Eli's Hospice Insider

EDUCATION & OUTREACH:

Required Assessment Instruments Hold Key Clues to Who May Be Ready for Palliative Approach

Help nursing home and home health providers use these tools in a new way.

Home health and nursing home providers often say they have a sense about which patients seem to be nearing end of life but they can't really define why. That's where your hospice can help by providing general education on how to use a more scientific approach: the MDS in the nursing home, and OASIS in home health.

Of course, patients with a terminal diagnosis or a condition that carries a standard life expectancy of six months or less raise a red flag that the patient should be considered for hospice. But in doing the OASIS assessment, home health staff can also home in on a couple of areas that could signal the need for a more in-depth hospice analysis, say experts. These include poor responses on the activities of daily living (M0640-M0700) and dyspnea(M0490) items. And, more generally, the life expectancy (M0280) and high risk behaviors (M0290) items could lead you in the hospice direction, notes Diane Taylor, BSN, RN COSC,a consultant with Selman-Holman & Associates LLC in Denton, Texas.

Key point: "A hospice-appropriate patient will rarely show stabilized or improved outcomes," observes Judy Adams of LarsonAllen in Charlotte, N.C.

Look for These MDS-Driven Measures

Ongoing decline is also a red flag in the nursing home resident, of course. "Many of the MDS-driven quality indicators/measure will start triggering when someone is in the dying process," says Cherry Meier, RN, MSN, with VITAS Innovative Hospice Care in Flat Rock, N.C.

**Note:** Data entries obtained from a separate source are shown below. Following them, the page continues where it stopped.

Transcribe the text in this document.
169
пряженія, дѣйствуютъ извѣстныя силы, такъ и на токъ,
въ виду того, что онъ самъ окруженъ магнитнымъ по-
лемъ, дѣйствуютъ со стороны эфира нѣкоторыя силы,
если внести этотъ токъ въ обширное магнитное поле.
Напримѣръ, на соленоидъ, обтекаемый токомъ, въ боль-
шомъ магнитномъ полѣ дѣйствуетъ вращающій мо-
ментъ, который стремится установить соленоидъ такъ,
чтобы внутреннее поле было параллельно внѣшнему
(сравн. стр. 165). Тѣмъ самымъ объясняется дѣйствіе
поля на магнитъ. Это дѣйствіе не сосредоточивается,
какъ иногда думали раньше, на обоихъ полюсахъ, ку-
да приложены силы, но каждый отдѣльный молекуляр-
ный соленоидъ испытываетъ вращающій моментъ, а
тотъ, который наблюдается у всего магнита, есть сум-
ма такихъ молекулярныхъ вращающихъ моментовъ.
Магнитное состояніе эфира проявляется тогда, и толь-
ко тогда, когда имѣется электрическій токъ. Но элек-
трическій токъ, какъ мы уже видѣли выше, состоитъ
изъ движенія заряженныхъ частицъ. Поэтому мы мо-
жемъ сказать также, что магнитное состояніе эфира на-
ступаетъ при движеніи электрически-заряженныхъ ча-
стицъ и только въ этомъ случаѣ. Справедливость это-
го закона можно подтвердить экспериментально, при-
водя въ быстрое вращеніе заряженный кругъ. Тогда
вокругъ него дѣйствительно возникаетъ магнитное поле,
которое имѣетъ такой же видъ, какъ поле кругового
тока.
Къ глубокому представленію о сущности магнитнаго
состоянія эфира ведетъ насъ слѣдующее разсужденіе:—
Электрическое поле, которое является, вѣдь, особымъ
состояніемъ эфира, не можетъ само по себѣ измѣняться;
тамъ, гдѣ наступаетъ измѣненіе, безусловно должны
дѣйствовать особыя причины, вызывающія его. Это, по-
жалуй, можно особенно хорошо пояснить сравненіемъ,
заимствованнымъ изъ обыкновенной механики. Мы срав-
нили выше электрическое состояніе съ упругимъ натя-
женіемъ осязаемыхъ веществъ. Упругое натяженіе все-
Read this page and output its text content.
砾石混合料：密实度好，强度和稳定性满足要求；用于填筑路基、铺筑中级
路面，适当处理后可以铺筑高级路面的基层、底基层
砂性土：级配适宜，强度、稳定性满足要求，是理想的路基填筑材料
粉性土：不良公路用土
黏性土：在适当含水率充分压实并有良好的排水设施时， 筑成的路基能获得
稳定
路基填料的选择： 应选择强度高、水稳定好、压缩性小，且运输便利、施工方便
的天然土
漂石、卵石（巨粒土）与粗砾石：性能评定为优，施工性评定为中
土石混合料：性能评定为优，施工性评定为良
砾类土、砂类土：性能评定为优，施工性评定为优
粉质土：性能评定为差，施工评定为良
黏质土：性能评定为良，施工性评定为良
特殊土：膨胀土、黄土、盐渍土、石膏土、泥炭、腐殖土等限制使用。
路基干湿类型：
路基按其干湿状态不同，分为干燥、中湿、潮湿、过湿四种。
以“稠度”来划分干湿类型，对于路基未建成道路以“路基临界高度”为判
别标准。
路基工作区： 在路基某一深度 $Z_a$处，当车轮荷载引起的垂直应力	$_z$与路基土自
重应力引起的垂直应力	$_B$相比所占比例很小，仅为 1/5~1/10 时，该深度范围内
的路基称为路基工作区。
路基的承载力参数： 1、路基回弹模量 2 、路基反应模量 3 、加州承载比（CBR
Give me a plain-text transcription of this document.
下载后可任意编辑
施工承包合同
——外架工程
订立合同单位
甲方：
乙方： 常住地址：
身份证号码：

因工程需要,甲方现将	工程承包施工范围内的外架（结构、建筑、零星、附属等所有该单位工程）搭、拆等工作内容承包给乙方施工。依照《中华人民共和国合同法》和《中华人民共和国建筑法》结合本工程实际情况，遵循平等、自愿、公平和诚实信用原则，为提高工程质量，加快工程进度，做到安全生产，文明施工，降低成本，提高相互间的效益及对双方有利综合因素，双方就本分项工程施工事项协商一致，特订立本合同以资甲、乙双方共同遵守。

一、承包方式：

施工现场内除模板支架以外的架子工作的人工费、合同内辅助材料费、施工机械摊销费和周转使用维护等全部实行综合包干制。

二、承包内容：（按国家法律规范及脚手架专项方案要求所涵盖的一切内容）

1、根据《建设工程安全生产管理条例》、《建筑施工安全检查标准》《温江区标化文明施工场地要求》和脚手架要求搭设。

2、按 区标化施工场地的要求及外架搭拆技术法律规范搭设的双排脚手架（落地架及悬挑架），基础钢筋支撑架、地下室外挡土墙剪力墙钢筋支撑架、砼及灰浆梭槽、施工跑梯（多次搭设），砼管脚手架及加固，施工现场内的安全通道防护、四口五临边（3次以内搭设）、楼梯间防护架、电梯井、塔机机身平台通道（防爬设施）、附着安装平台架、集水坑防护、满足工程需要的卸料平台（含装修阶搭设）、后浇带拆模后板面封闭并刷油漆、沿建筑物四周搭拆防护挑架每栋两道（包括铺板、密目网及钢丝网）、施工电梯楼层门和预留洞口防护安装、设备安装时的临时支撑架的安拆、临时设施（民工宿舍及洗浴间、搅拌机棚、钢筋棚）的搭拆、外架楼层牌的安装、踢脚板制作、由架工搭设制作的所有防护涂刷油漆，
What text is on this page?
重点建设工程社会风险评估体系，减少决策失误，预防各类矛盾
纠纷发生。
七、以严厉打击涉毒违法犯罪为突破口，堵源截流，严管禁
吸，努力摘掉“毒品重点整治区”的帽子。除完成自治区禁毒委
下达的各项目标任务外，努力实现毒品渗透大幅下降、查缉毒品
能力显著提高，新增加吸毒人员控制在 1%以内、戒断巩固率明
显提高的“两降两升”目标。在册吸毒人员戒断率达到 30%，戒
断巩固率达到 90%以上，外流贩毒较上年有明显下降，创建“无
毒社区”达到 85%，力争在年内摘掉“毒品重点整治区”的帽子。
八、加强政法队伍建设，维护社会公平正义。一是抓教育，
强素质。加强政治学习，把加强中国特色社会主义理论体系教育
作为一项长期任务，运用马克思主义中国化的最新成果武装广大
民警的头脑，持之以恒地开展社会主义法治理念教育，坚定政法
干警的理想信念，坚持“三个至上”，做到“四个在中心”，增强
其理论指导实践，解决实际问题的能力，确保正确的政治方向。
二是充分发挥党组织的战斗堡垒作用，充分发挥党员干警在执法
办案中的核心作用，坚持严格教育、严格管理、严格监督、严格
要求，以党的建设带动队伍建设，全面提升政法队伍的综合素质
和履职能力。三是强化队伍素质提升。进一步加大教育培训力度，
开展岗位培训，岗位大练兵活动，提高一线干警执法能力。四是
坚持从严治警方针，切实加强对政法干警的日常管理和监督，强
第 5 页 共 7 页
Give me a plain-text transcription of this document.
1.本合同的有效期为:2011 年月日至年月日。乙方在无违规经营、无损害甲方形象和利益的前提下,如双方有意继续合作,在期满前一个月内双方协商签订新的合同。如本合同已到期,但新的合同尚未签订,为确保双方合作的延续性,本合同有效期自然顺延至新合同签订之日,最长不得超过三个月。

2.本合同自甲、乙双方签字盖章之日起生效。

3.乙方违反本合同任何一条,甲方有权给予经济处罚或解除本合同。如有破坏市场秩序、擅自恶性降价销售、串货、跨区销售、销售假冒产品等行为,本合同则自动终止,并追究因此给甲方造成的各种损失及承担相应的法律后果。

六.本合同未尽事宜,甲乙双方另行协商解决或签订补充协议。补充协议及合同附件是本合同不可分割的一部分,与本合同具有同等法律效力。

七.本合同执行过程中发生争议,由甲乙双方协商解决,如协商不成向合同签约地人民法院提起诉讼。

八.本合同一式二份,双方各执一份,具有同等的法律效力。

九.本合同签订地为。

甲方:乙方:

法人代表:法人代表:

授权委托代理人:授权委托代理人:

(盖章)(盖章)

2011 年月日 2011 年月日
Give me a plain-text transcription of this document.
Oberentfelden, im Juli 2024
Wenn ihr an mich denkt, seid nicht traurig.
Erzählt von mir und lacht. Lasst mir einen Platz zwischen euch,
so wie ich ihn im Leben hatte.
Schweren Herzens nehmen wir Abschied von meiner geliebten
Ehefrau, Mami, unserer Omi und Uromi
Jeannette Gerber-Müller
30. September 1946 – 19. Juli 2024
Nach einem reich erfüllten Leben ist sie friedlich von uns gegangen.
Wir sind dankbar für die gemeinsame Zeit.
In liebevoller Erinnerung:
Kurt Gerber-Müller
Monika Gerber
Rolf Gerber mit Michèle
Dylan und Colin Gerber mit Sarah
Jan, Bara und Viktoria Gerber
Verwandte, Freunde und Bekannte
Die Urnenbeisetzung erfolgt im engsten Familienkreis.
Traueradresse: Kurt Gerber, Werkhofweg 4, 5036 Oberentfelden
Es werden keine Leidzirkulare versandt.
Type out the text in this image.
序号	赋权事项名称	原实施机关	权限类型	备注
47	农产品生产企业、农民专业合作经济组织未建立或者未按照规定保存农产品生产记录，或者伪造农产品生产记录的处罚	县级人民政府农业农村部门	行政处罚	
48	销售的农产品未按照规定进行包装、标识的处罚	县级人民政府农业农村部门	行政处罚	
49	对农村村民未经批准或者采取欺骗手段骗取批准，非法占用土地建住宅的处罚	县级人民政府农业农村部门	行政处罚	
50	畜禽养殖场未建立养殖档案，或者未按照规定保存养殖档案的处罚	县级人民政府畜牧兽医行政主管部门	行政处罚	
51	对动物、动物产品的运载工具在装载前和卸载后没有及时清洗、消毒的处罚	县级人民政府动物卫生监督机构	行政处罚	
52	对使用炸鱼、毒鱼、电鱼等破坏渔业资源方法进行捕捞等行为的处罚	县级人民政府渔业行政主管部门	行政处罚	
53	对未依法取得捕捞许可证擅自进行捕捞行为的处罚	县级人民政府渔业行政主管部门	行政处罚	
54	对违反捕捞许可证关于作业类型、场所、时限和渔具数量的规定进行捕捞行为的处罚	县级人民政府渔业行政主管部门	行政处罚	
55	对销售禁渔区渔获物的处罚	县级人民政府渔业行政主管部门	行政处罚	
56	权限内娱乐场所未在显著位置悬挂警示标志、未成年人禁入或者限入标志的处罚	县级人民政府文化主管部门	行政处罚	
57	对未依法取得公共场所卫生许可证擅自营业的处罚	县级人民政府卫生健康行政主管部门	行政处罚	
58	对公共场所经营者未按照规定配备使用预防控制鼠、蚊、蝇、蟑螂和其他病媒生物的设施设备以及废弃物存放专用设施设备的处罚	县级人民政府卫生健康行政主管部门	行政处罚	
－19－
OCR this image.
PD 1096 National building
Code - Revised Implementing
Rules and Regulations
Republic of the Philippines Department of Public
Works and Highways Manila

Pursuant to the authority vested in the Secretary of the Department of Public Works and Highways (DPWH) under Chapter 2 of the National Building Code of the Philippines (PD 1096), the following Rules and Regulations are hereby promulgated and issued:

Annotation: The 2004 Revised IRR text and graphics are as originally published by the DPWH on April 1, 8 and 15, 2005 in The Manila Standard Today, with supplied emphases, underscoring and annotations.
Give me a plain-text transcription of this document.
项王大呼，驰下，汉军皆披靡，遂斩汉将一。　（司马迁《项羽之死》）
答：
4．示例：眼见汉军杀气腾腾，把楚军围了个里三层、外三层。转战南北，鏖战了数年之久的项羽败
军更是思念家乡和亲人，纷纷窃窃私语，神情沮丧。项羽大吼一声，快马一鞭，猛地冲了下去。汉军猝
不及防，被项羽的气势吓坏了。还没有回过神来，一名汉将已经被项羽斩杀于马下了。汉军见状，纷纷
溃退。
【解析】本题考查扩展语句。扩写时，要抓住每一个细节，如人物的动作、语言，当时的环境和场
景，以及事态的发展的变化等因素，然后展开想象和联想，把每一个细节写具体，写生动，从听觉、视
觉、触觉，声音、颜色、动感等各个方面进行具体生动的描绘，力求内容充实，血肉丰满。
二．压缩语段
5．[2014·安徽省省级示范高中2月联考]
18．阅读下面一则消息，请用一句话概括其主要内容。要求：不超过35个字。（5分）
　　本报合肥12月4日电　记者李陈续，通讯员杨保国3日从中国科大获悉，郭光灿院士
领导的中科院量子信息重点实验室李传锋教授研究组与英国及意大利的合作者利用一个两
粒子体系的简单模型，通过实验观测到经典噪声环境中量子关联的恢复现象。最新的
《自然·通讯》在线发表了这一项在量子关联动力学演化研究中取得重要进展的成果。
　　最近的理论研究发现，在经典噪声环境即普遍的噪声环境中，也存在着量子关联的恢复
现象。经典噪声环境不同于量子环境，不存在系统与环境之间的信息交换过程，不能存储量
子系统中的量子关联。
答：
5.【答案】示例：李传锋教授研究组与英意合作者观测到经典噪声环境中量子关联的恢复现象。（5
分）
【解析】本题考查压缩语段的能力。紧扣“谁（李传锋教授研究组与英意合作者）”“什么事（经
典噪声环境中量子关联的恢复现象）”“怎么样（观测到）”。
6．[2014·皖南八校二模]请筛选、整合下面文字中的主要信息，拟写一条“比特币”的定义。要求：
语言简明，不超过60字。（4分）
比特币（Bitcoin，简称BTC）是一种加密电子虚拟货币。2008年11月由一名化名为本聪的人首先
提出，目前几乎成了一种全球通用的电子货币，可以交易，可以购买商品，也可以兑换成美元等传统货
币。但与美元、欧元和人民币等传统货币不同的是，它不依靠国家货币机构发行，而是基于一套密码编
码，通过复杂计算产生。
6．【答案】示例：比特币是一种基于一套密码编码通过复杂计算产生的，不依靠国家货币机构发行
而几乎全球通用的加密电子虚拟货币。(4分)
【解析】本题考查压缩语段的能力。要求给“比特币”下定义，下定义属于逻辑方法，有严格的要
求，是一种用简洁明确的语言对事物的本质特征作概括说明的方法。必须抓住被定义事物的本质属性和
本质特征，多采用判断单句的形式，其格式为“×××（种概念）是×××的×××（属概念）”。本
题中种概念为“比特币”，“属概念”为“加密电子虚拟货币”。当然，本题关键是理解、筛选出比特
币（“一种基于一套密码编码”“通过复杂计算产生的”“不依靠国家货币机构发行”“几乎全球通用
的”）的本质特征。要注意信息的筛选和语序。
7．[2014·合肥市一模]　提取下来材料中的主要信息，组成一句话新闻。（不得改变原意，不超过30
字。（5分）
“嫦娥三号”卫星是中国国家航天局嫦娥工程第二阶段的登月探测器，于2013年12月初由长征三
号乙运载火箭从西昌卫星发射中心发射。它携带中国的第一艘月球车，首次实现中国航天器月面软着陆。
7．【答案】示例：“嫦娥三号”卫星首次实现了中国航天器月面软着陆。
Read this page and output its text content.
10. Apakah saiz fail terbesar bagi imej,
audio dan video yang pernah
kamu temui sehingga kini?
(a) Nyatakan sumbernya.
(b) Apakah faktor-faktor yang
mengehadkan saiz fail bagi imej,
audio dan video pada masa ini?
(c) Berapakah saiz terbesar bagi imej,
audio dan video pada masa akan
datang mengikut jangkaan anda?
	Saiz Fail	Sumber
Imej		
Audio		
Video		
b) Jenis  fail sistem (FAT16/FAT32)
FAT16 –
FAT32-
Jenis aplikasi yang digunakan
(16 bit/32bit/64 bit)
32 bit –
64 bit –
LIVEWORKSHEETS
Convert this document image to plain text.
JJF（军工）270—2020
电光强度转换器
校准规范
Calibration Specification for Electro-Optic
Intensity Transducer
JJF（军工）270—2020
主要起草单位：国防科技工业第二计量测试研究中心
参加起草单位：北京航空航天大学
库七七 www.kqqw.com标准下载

To more specifically identify potential hospice candidates, Meier tells nursing facilities to look at the three chronic care quality indicators/measures that exclude residents on hospice: weight loss, ADL decline, and worsening ability to move in and about the room.

The weight loss QI flags residents who have lost 5 percent or more of their weight over 30 days -- or 10 percent or more over 180 days. ADL decline encompasses the four late-loss ADLs (eating, toileting, transfer, and bed mobility).

Getting personal: Nursing home staff can also use the MDS-based Personal Severity Index to identify decline that may herald the need for a shift to palliative care.

The PSI includes numerous MDS items tied to the resident's risk of dying within six months. Researchers who developed the PSI found that residents with nine or more of 25 problems on the full MDS are at high risk of death or have a 35.7 percent death rate within six months.

Nursing home staff should also look for residents with a growing number of the items on the scale from one assessment to the next (see the tool on the right).